Your assignment was to read Exodus 20:7 and
13, and Deuteronomy 5:11 and 17.
In case you don’t
remember the chapter numbers, we are now back in the Big Ten and I am about to
blow up another urban legend.
Commandment 5
about taking the Lord’s name in vain is NOT about cursing. The rabbis clarified that it means making a
vow about something impossible. If you
make a neder performance oath that you will fly over a house just by flapping
your arms, that is impossible. The
rabbis call it an oath in vain. Likewise
if you made a neder oath that you saw a Tyrannosaurus rex yesterday walking
down the main drag of your town, that is also an oath in vain.
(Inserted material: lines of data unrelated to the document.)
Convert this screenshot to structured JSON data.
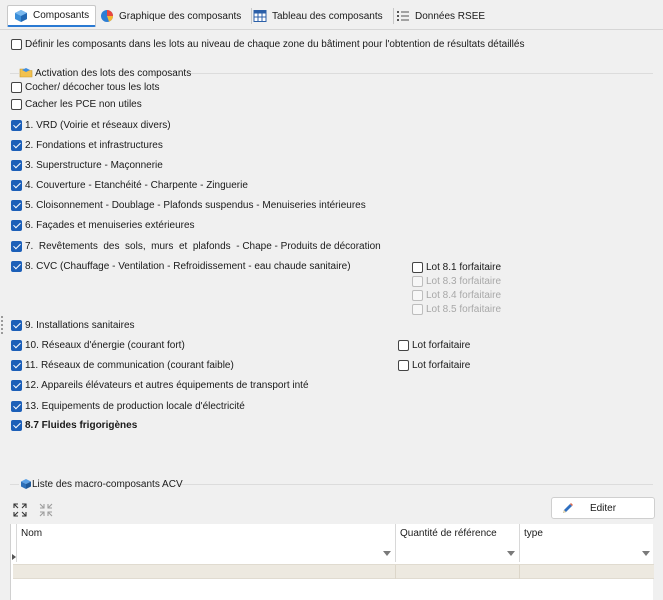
{
  "tabs": [
    {
      "label": "Composants",
      "icon": "cube-icon",
      "active": true
    },
    {
      "label": "Graphique des composants",
      "icon": "pie-chart-icon",
      "active": false
    },
    {
      "label": "Tableau des composants",
      "icon": "table-icon",
      "active": false
    },
    {
      "label": "Données RSEE",
      "icon": "list-icon",
      "active": false
    }
  ],
  "options": {
    "zone_label": "Définir les composants dans les lots au niveau de chaque zone du bâtiment pour l'obtention de résultats détaillés",
    "zone_checked": false
  },
  "activation": {
    "group_title": "Activation des lots des composants",
    "toggle_all": "Cocher/ décocher tous les lots",
    "hide_unused": "Cacher les PCE non utiles",
    "lots": [
      {
        "label": "1. VRD (Voirie et réseaux divers)",
        "checked": true
      },
      {
        "label": "2. Fondations et infrastructures",
        "checked": true
      },
      {
        "label": "3. Superstructure - Maçonnerie",
        "checked": true
      },
      {
        "label": "4. Couverture - Etanchéité - Charpente - Zinguerie",
        "checked": true
      },
      {
        "label": "5. Cloisonnement - Doublage - Plafonds suspendus - Menuiseries intérieures",
        "checked": true
      },
      {
        "label": "6. Façades et menuiseries extérieures",
        "checked": true
      },
      {
        "label": "7.  Revêtements  des  sols,  murs  et  plafonds  - Chape - Produits de décoration",
        "checked": true
      },
      {
        "label": "8. CVC (Chauffage - Ventilation - Refroidissement - eau chaude sanitaire)",
        "checked": true
      },
      {
        "label": "9. Installations sanitaires",
        "checked": true
      },
      {
        "label": "10. Réseaux d'énergie (courant fort)",
        "checked": true
      },
      {
        "label": "11. Réseaux de communication (courant faible)",
        "checked": true
      },
      {
        "label": "12. Appareils élévateurs et autres équipements de transport inté",
        "checked": true
      },
      {
        "label": "13. Equipements de production locale d'électricité",
        "checked": true
      },
      {
        "label": "8.7 Fluides frigorigènes",
        "checked": true
      }
    ],
    "cvc_forfaits": [
      {
        "label": "Lot 8.1 forfaitaire",
        "enabled": true
      },
      {
        "label": "Lot 8.3 forfaitaire",
        "enabled": false
      },
      {
        "label": "Lot 8.4 forfaitaire",
        "enabled": false
      },
      {
        "label": "Lot 8.5 forfaitaire",
        "enabled": false
      }
    ],
    "lot10_forfait": "Lot forfaitaire",
    "lot11_forfait": "Lot forfaitaire"
  },
  "macro": {
    "group_title": "Liste des macro-composants ACV",
    "edit_button": "Editer",
    "columns": [
      "Nom",
      "Quantité de référence",
      "type"
    ]
  }
}
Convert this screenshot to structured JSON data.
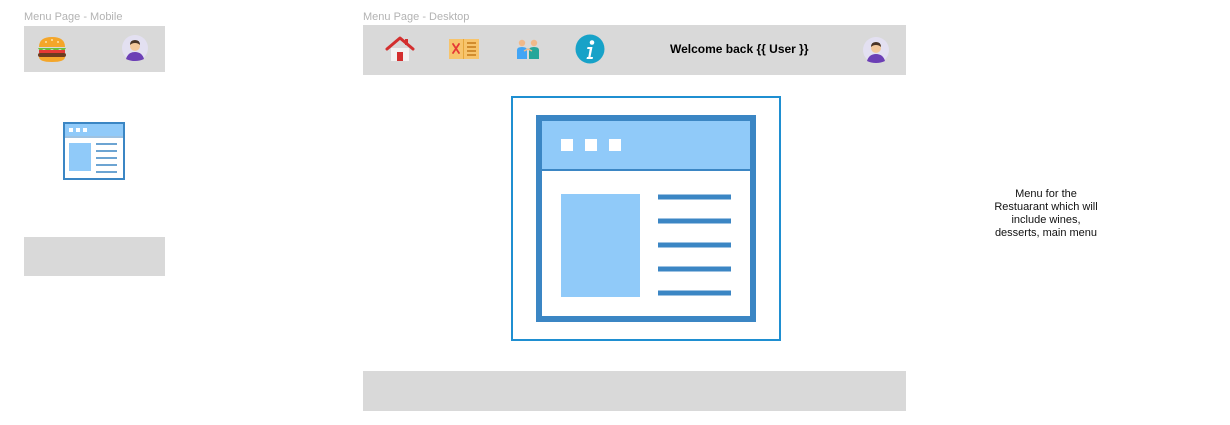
{
  "mobile": {
    "frame_label": "Menu Page - Mobile",
    "header": {
      "logo_icon": "burger-icon",
      "avatar_icon": "user-avatar-icon"
    },
    "content": {
      "icon": "menu-webpage-icon"
    },
    "footer": {
      "label": ""
    }
  },
  "desktop": {
    "frame_label": "Menu Page - Desktop",
    "nav": [
      {
        "name": "home",
        "icon": "house-icon"
      },
      {
        "name": "menu",
        "icon": "restaurant-menu-icon"
      },
      {
        "name": "people",
        "icon": "people-icon"
      },
      {
        "name": "info",
        "icon": "info-icon"
      }
    ],
    "welcome_text": "Welcome back {{ User }}",
    "avatar_icon": "user-avatar-icon",
    "content": {
      "icon": "menu-webpage-icon"
    },
    "footer": {
      "label": ""
    }
  },
  "note": {
    "lines": [
      "Menu for the",
      "Restuarant which will",
      "include wines,",
      "desserts, main menu"
    ]
  },
  "colors": {
    "bar_gray": "#d9d9d9",
    "accent_blue": "#1f8fd1",
    "window_blue": "#3b86c4",
    "window_light": "#90caf9"
  }
}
What’s more, this commandment is about
praying for things that can’t happen without a disruption in the laws of
nature. The classic description is, if a
man finds out his wife is pregnant and prays that the child is a boy, that is a
vain prayer. Before modern pregnancy
tests, a woman usually didn’t know if she was pregnant until about the third
month. But the rabbis knew that by that
time, the gender of the child has already been determined. So it’s a vain prayer. Likewise, according to the classical
description, if you come home from a trip and hear loud lamentation, it’s a
vain prayer to pray that it doesn’t affect your family.
That is a limitation on free speech and
Jewish law could sanction people for this after due process.
Commandment 9 is not about lying in
general. It is about false testimony in
court. You already saw that courts could
punish false testimony.
When Jews think of lying in general,
they most often think of Leviticus 19:14 which says not to curse the deaf and
not to put a stumbling block in the path of the blind. The first part of the verse is bringing up
Gd’s name in vain; a curse isn’t valid without the Lord’s name in it, and the
deaf person can’t hear it, so the curse is in vain.
But the second part of the verse grows
in importance in Jewish law, to the point where the rabbis defined it to mean
doing or saying anything that takes advantage of a handicap, including lack of
knowledge. That is the fundamental
aspect of lying: trying to get away with saying something false on the
assumption that the other person will think it is true.
Jewish law does not protect cursing
under its free speech rights, and that gets into an important area of any legal
code so I will save it for next time.
For now, read Exodus 22:27 and 23:1-3, also Exodus 23:6-10 and Leviticus19:15-16.